J Virol. 1990 Dec;64(12):5988-96. doi: 10.1128/JVI.64.12.5988-5996.1990.
A 25-kDa vaccinia virus (VV) virion protein, designated M25, is modified in vivo by covalent addition of myristic acid. The predicted amino acid sequences of all VV open reading frames which have been reported were searched for the sequence M-G-X-X-X-(S/T/A), which has been proposed to be the consensus recognition signal for cotranslational modification of proteins by N-myristyltransferase. This conserved signal was found at the amino terminus of a single locus, which corresponded to the leftmost rightward-reading open reading frame (L1R) initiating within the VV HindIII L DNA fragment. By using synthetic oligonucleotides in concert with polymerase chain reaction techniques, a chimeric gene consisting of open reading fram L1R fused to a bacteriophage T7 promoter was constructed and cloned into a plasmid vector. Transcripts derived from the wild-type expression plasmid (designated pL1G1) were translated in vitro in a wheat germ extract to yield a polypeptide with an apparent molecular mass of 25 kDa. This polypeptide was labeled with either [35S]methionine or [3H]myristic acid and comigrated with in vivo-labeled protein M25 on sodium dodecyl sulfate-polyacrylamide gels. Polyclonal antiserum generated in rabbits against a trpE:L1R fusion protein immunoprecipitated a 25-kDa protein labeled either in vitro (the L1R gene product, designated protein L1) or in vivo (from purified VV, protein M25), identifying the M25 protein as the gene product of open reading frame L1R. Chromatographic analysis of the protein L1-bound fatty acid moieties liberated after acid methanolysis resulted in recovery of greater than 99% of the fatty acid as myristate-associated label. Cell-free translation of proteins derived from a set of deletions from the carboxy terminus of the open reading frame L1R suggested that the site of myristylation maps near the amino terminus of protein L1. This hypothesis was supported by cell-free translation of mutant L1R transcripts in which the penultimate glycine codon had been altered by site-directed mutagenesis to encode either an aspartic acid (pL1D1) or alanine (pL1A1) residue. In both cases, the mutant transcripts were translated into a 25-kDa protein which could be labeled in vitro with [35S]methionine but not with [3H]myristic acid. These data demonstrate that VV open reading frame L1R encodes a myristylated protein and provide evidence that the site of modification of protein L1 is the amino-terminal glycine residue.

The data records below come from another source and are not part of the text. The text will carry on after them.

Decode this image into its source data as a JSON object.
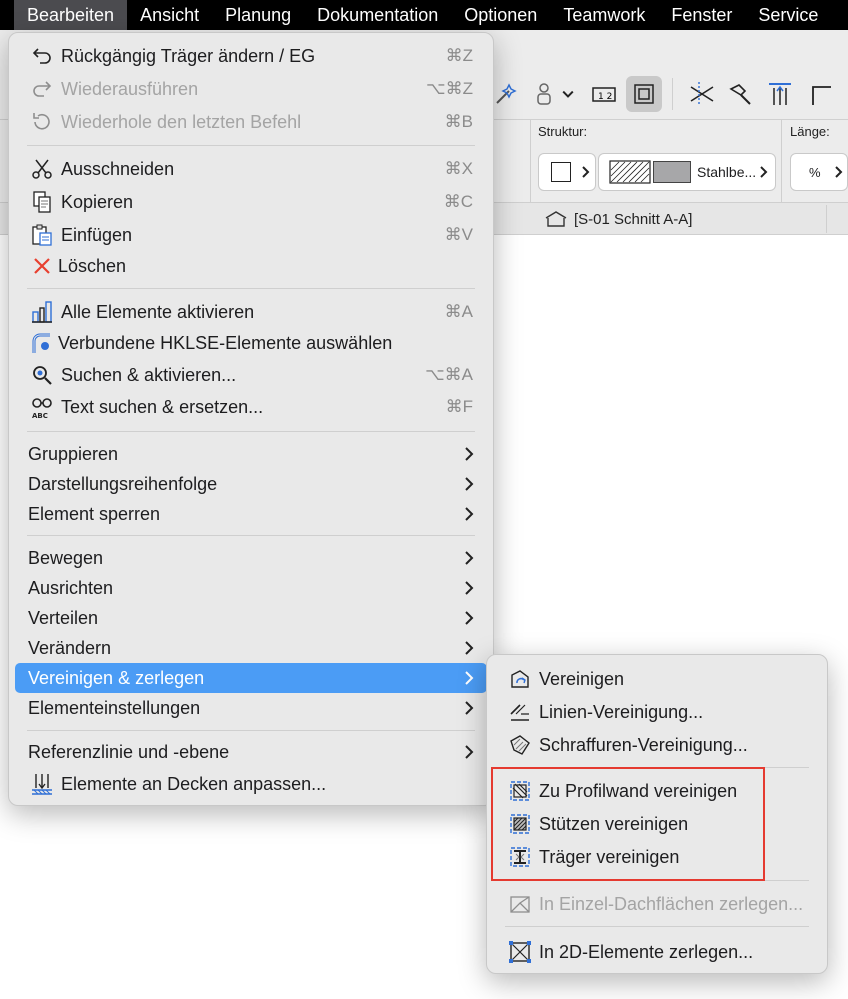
{
  "menubar": {
    "items": [
      "Bearbeiten",
      "Ansicht",
      "Planung",
      "Dokumentation",
      "Optionen",
      "Teamwork",
      "Fenster",
      "Service"
    ]
  },
  "infobox": {
    "struktur_label": "Struktur:",
    "laenge_label": "Länge:",
    "material": "Stahlbe...",
    "percent_symbol": "%"
  },
  "view_tab": {
    "label": "[S-01 Schnitt A-A]"
  },
  "edit_menu": {
    "items": [
      {
        "icon": "undo-icon",
        "label": "Rückgängig Träger ändern / EG",
        "shortcut": "⌘Z",
        "enabled": true
      },
      {
        "icon": "redo-icon",
        "label": "Wiederausführen",
        "shortcut": "⌥⌘Z",
        "enabled": false
      },
      {
        "icon": "repeat-icon",
        "label": "Wiederhole den letzten Befehl",
        "shortcut": "⌘B",
        "enabled": false
      },
      {
        "icon": "scissors-icon",
        "label": "Ausschneiden",
        "shortcut": "⌘X",
        "enabled": true
      },
      {
        "icon": "copy-icon",
        "label": "Kopieren",
        "shortcut": "⌘C",
        "enabled": true
      },
      {
        "icon": "paste-icon",
        "label": "Einfügen",
        "shortcut": "⌘V",
        "enabled": true
      },
      {
        "icon": "delete-x-icon",
        "label": "Löschen",
        "shortcut": "",
        "enabled": true
      },
      {
        "icon": "select-all-icon",
        "label": "Alle Elemente aktivieren",
        "shortcut": "⌘A",
        "enabled": true
      },
      {
        "icon": "mep-connected-icon",
        "label": "Verbundene HKLSE-Elemente auswählen",
        "shortcut": "",
        "enabled": true
      },
      {
        "icon": "find-select-icon",
        "label": "Suchen & aktivieren...",
        "shortcut": "⌥⌘A",
        "enabled": true
      },
      {
        "icon": "find-replace-icon",
        "label": "Text suchen & ersetzen...",
        "shortcut": "⌘F",
        "enabled": true
      },
      {
        "label": "Gruppieren"
      },
      {
        "label": "Darstellungsreihenfolge"
      },
      {
        "label": "Element sperren"
      },
      {
        "label": "Bewegen"
      },
      {
        "label": "Ausrichten"
      },
      {
        "label": "Verteilen"
      },
      {
        "label": "Verändern"
      },
      {
        "label": "Vereinigen & zerlegen",
        "highlighted": true
      },
      {
        "label": "Elementeinstellungen"
      },
      {
        "label": "Referenzlinie und -ebene"
      },
      {
        "icon": "fit-to-slab-icon",
        "label": "Elemente an Decken anpassen...",
        "shortcut": "",
        "enabled": true
      }
    ]
  },
  "submenu": {
    "items": [
      {
        "icon": "merge-icon",
        "label": "Vereinigen",
        "enabled": true
      },
      {
        "icon": "line-merge-icon",
        "label": "Linien-Vereinigung...",
        "enabled": true
      },
      {
        "icon": "fill-merge-icon",
        "label": "Schraffuren-Vereinigung...",
        "enabled": true
      },
      {
        "icon": "profile-wall-icon",
        "label": "Zu Profilwand vereinigen",
        "enabled": true
      },
      {
        "icon": "column-merge-icon",
        "label": "Stützen vereinigen",
        "enabled": true
      },
      {
        "icon": "beam-merge-icon",
        "label": "Träger vereinigen",
        "enabled": true
      },
      {
        "icon": "roof-explode-icon",
        "label": "In Einzel-Dachflächen zerlegen...",
        "enabled": false
      },
      {
        "icon": "explode-2d-icon",
        "label": "In 2D-Elemente zerlegen...",
        "enabled": true
      }
    ]
  },
  "colors": {
    "highlight": "#4b9cf5",
    "annotation_box": "#e53a30",
    "icon_blue": "#2f6fd6"
  }
}
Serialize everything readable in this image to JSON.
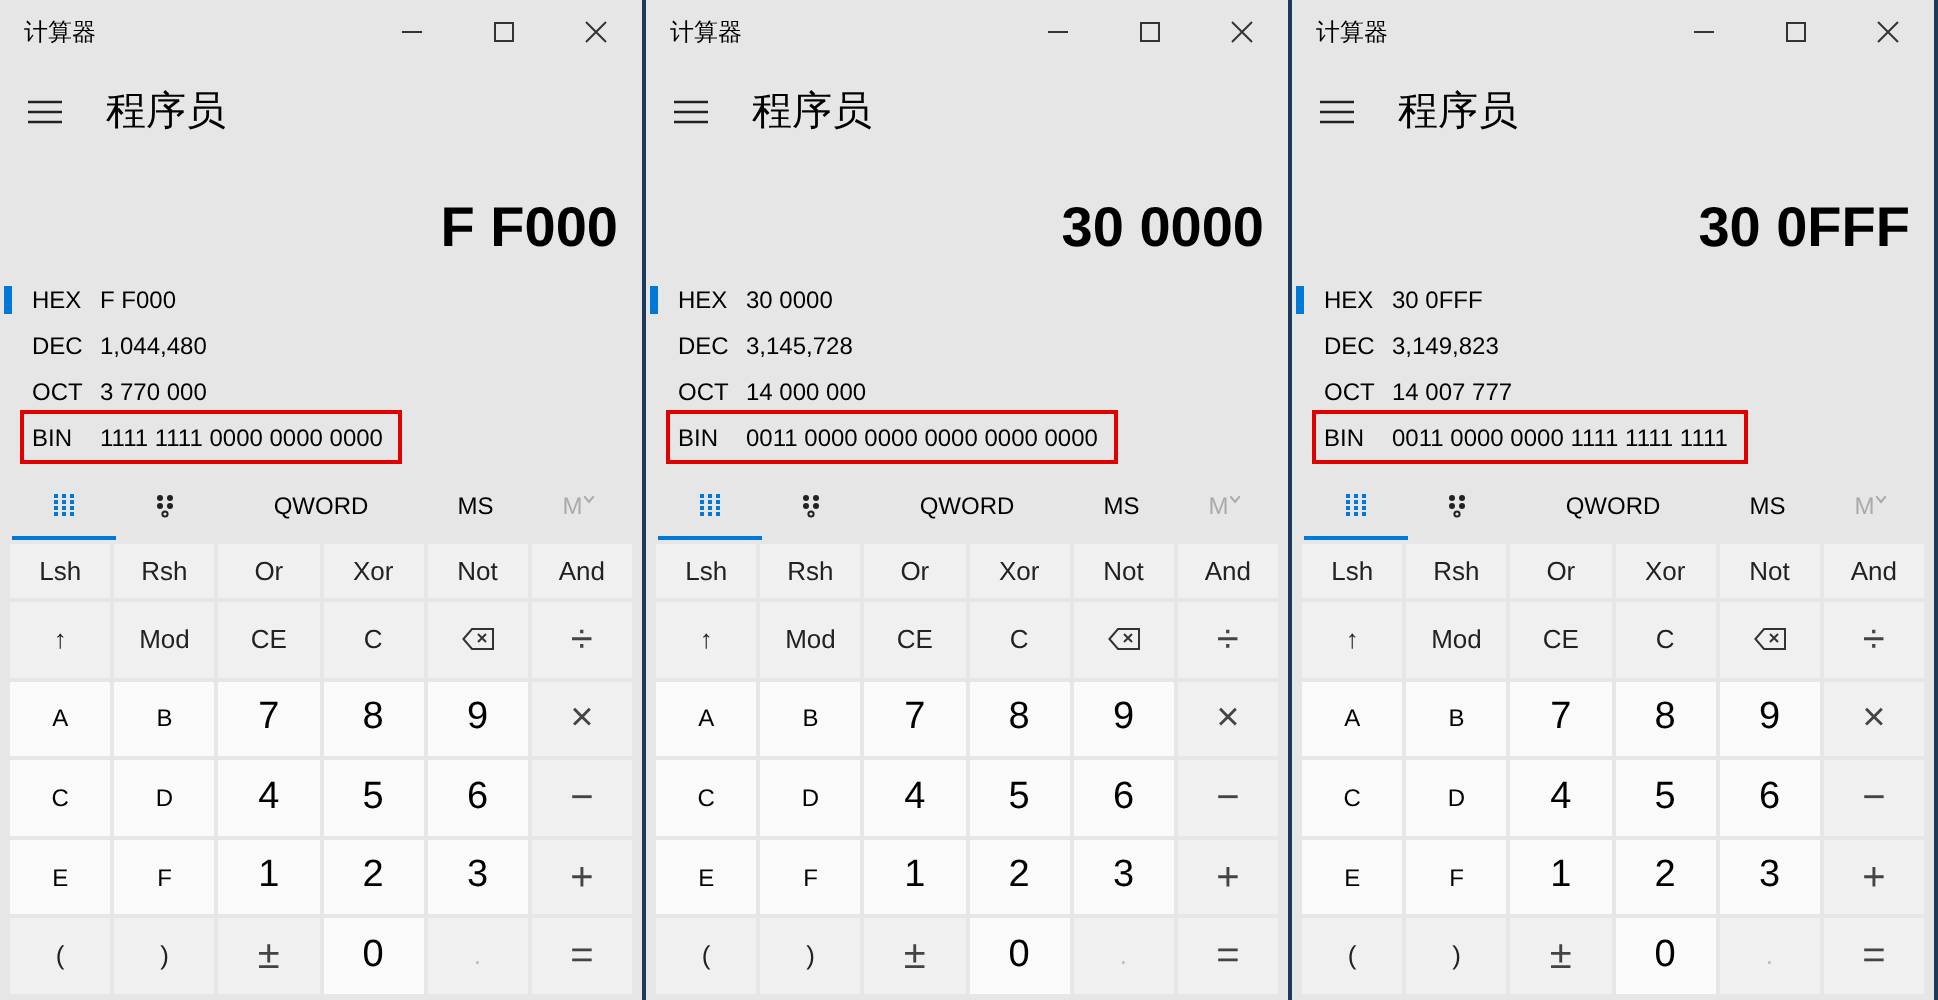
{
  "windows": [
    {
      "title": "计算器",
      "mode": "程序员",
      "display": "F F000",
      "radix": [
        {
          "label": "HEX",
          "value": "F F000",
          "selected": true,
          "highlighted": false
        },
        {
          "label": "DEC",
          "value": "1,044,480",
          "selected": false,
          "highlighted": false
        },
        {
          "label": "OCT",
          "value": "3 770 000",
          "selected": false,
          "highlighted": false
        },
        {
          "label": "BIN",
          "value": "1111 1111 0000 0000 0000",
          "selected": false,
          "highlighted": true
        }
      ],
      "tabs": [
        {
          "kind": "keypad",
          "selected": true
        },
        {
          "kind": "bits",
          "selected": false
        },
        {
          "kind": "text",
          "label": "QWORD",
          "selected": false
        },
        {
          "kind": "text",
          "label": "MS",
          "selected": false
        },
        {
          "kind": "memory",
          "label": "M",
          "selected": false,
          "disabled": true
        }
      ],
      "keys": [
        {
          "label": "Lsh",
          "kind": "fn"
        },
        {
          "label": "Rsh",
          "kind": "fn"
        },
        {
          "label": "Or",
          "kind": "fn"
        },
        {
          "label": "Xor",
          "kind": "fn"
        },
        {
          "label": "Not",
          "kind": "fn"
        },
        {
          "label": "And",
          "kind": "fn"
        },
        {
          "label": "↑",
          "kind": "fn"
        },
        {
          "label": "Mod",
          "kind": "fn"
        },
        {
          "label": "CE",
          "kind": "fn"
        },
        {
          "label": "C",
          "kind": "fn"
        },
        {
          "kind": "backspace"
        },
        {
          "label": "÷",
          "kind": "op"
        },
        {
          "label": "A",
          "kind": "hex"
        },
        {
          "label": "B",
          "kind": "hex"
        },
        {
          "label": "7",
          "kind": "digit"
        },
        {
          "label": "8",
          "kind": "digit"
        },
        {
          "label": "9",
          "kind": "digit"
        },
        {
          "label": "×",
          "kind": "op"
        },
        {
          "label": "C",
          "kind": "hex"
        },
        {
          "label": "D",
          "kind": "hex"
        },
        {
          "label": "4",
          "kind": "digit"
        },
        {
          "label": "5",
          "kind": "digit"
        },
        {
          "label": "6",
          "kind": "digit"
        },
        {
          "label": "−",
          "kind": "op"
        },
        {
          "label": "E",
          "kind": "hex"
        },
        {
          "label": "F",
          "kind": "hex"
        },
        {
          "label": "1",
          "kind": "digit"
        },
        {
          "label": "2",
          "kind": "digit"
        },
        {
          "label": "3",
          "kind": "digit"
        },
        {
          "label": "+",
          "kind": "op"
        },
        {
          "label": "(",
          "kind": "fn"
        },
        {
          "label": ")",
          "kind": "fn"
        },
        {
          "label": "±",
          "kind": "op"
        },
        {
          "label": "0",
          "kind": "digit"
        },
        {
          "label": ".",
          "kind": "disabled"
        },
        {
          "label": "=",
          "kind": "op"
        }
      ]
    },
    {
      "title": "计算器",
      "mode": "程序员",
      "display": "30 0000",
      "radix": [
        {
          "label": "HEX",
          "value": "30 0000",
          "selected": true,
          "highlighted": false
        },
        {
          "label": "DEC",
          "value": "3,145,728",
          "selected": false,
          "highlighted": false
        },
        {
          "label": "OCT",
          "value": "14 000 000",
          "selected": false,
          "highlighted": false
        },
        {
          "label": "BIN",
          "value": "0011 0000 0000 0000 0000 0000",
          "selected": false,
          "highlighted": true
        }
      ],
      "tabs": [
        {
          "kind": "keypad",
          "selected": true
        },
        {
          "kind": "bits",
          "selected": false
        },
        {
          "kind": "text",
          "label": "QWORD",
          "selected": false
        },
        {
          "kind": "text",
          "label": "MS",
          "selected": false
        },
        {
          "kind": "memory",
          "label": "M",
          "selected": false,
          "disabled": true
        }
      ],
      "keys": [
        {
          "label": "Lsh",
          "kind": "fn"
        },
        {
          "label": "Rsh",
          "kind": "fn"
        },
        {
          "label": "Or",
          "kind": "fn"
        },
        {
          "label": "Xor",
          "kind": "fn"
        },
        {
          "label": "Not",
          "kind": "fn"
        },
        {
          "label": "And",
          "kind": "fn"
        },
        {
          "label": "↑",
          "kind": "fn"
        },
        {
          "label": "Mod",
          "kind": "fn"
        },
        {
          "label": "CE",
          "kind": "fn"
        },
        {
          "label": "C",
          "kind": "fn"
        },
        {
          "kind": "backspace"
        },
        {
          "label": "÷",
          "kind": "op"
        },
        {
          "label": "A",
          "kind": "hex"
        },
        {
          "label": "B",
          "kind": "hex"
        },
        {
          "label": "7",
          "kind": "digit"
        },
        {
          "label": "8",
          "kind": "digit"
        },
        {
          "label": "9",
          "kind": "digit"
        },
        {
          "label": "×",
          "kind": "op"
        },
        {
          "label": "C",
          "kind": "hex"
        },
        {
          "label": "D",
          "kind": "hex"
        },
        {
          "label": "4",
          "kind": "digit"
        },
        {
          "label": "5",
          "kind": "digit"
        },
        {
          "label": "6",
          "kind": "digit"
        },
        {
          "label": "−",
          "kind": "op"
        },
        {
          "label": "E",
          "kind": "hex"
        },
        {
          "label": "F",
          "kind": "hex"
        },
        {
          "label": "1",
          "kind": "digit"
        },
        {
          "label": "2",
          "kind": "digit"
        },
        {
          "label": "3",
          "kind": "digit"
        },
        {
          "label": "+",
          "kind": "op"
        },
        {
          "label": "(",
          "kind": "fn"
        },
        {
          "label": ")",
          "kind": "fn"
        },
        {
          "label": "±",
          "kind": "op"
        },
        {
          "label": "0",
          "kind": "digit"
        },
        {
          "label": ".",
          "kind": "disabled"
        },
        {
          "label": "=",
          "kind": "op"
        }
      ]
    },
    {
      "title": "计算器",
      "mode": "程序员",
      "display": "30 0FFF",
      "radix": [
        {
          "label": "HEX",
          "value": "30 0FFF",
          "selected": true,
          "highlighted": false
        },
        {
          "label": "DEC",
          "value": "3,149,823",
          "selected": false,
          "highlighted": false
        },
        {
          "label": "OCT",
          "value": "14 007 777",
          "selected": false,
          "highlighted": false
        },
        {
          "label": "BIN",
          "value": "0011 0000 0000 1111 1111 1111",
          "selected": false,
          "highlighted": true
        }
      ],
      "tabs": [
        {
          "kind": "keypad",
          "selected": true
        },
        {
          "kind": "bits",
          "selected": false
        },
        {
          "kind": "text",
          "label": "QWORD",
          "selected": false
        },
        {
          "kind": "text",
          "label": "MS",
          "selected": false
        },
        {
          "kind": "memory",
          "label": "M",
          "selected": false,
          "disabled": true
        }
      ],
      "keys": [
        {
          "label": "Lsh",
          "kind": "fn"
        },
        {
          "label": "Rsh",
          "kind": "fn"
        },
        {
          "label": "Or",
          "kind": "fn"
        },
        {
          "label": "Xor",
          "kind": "fn"
        },
        {
          "label": "Not",
          "kind": "fn"
        },
        {
          "label": "And",
          "kind": "fn"
        },
        {
          "label": "↑",
          "kind": "fn"
        },
        {
          "label": "Mod",
          "kind": "fn"
        },
        {
          "label": "CE",
          "kind": "fn"
        },
        {
          "label": "C",
          "kind": "fn"
        },
        {
          "kind": "backspace"
        },
        {
          "label": "÷",
          "kind": "op"
        },
        {
          "label": "A",
          "kind": "hex"
        },
        {
          "label": "B",
          "kind": "hex"
        },
        {
          "label": "7",
          "kind": "digit"
        },
        {
          "label": "8",
          "kind": "digit"
        },
        {
          "label": "9",
          "kind": "digit"
        },
        {
          "label": "×",
          "kind": "op"
        },
        {
          "label": "C",
          "kind": "hex"
        },
        {
          "label": "D",
          "kind": "hex"
        },
        {
          "label": "4",
          "kind": "digit"
        },
        {
          "label": "5",
          "kind": "digit"
        },
        {
          "label": "6",
          "kind": "digit"
        },
        {
          "label": "−",
          "kind": "op"
        },
        {
          "label": "E",
          "kind": "hex"
        },
        {
          "label": "F",
          "kind": "hex"
        },
        {
          "label": "1",
          "kind": "digit"
        },
        {
          "label": "2",
          "kind": "digit"
        },
        {
          "label": "3",
          "kind": "digit"
        },
        {
          "label": "+",
          "kind": "op"
        },
        {
          "label": "(",
          "kind": "fn"
        },
        {
          "label": ")",
          "kind": "fn"
        },
        {
          "label": "±",
          "kind": "op"
        },
        {
          "label": "0",
          "kind": "digit"
        },
        {
          "label": ".",
          "kind": "disabled"
        },
        {
          "label": "=",
          "kind": "op"
        }
      ]
    }
  ]
}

一种25千道尔顿的痘苗病毒(VV)病毒粒子蛋白,命名为M25,在体内通过共价添加肉豆蔻酸进行修饰。在所有已报道的VV开放阅读框的预测氨基酸序列中搜索序列M-G-X-X-X-(S/T/A),该序列被认为是N-肉豆蔻酰转移酶对蛋白质进行共翻译修饰的共有识别信号。在单个基因座的氨基末端发现了这个保守信号,它对应于在VV HindIII L DNA片段内起始的最左边的向右阅读的开放阅读框(L1R)。通过将合成寡核苷酸与聚合酶链反应技术结合使用,构建了一个由开放阅读框L1R与噬菌体T7启动子融合而成的嵌合基因,并将其克隆到质粒载体中。来自野生型表达质粒(命名为pL1G1)的转录本在小麦胚芽提取物中进行体外翻译,产生一种表观分子量为25千道尔顿的多肽。该多肽用[35S]甲硫氨酸或[3H]肉豆蔻酸进行标记,并在十二烷基硫酸钠-聚丙烯酰胺凝胶上与体内标记的蛋白M25共迁移。用针对trpE:L1R融合蛋白在兔体内产生的多克隆抗血清免疫沉淀了一种25千道尔顿的蛋白,该蛋白要么在体外(L1R基因产物,命名为蛋白L1)要么在体内(来自纯化的VV,蛋白M25)被标记,从而确定M25蛋白是开放阅读框L1R的基因产物。对酸甲醇解后释放的与蛋白L1结合的脂肪酸部分进行色谱分析,结果回收的脂肪酸中超过99%是与肉豆蔻酸相关的标记物。对来自开放阅读框L1R羧基末端一系列缺失的蛋白进行无细胞翻译表明,肉豆蔻酰化位点位于蛋白L1的氨基末端附近。通过无细胞翻译突变的L1R转录本进一步支持了这一假设,在这些转录本中,倒数第二个甘氨酸密码子通过定点诱变被改变,以编码天冬氨酸(pL1D1)或丙氨酸(pL1A1)残基。在这两种情况下,突变转录本都被翻译成一种能够在体外用[35S]甲硫氨酸标记但不能用[3H]肉豆蔻酸标记的25千道尔顿的蛋白。这些数据表明,VV开放阅读框L1R编码一种肉豆蔻酰化蛋白,并提供证据表明蛋白L1的修饰位点是氨基末端的甘氨酸残基。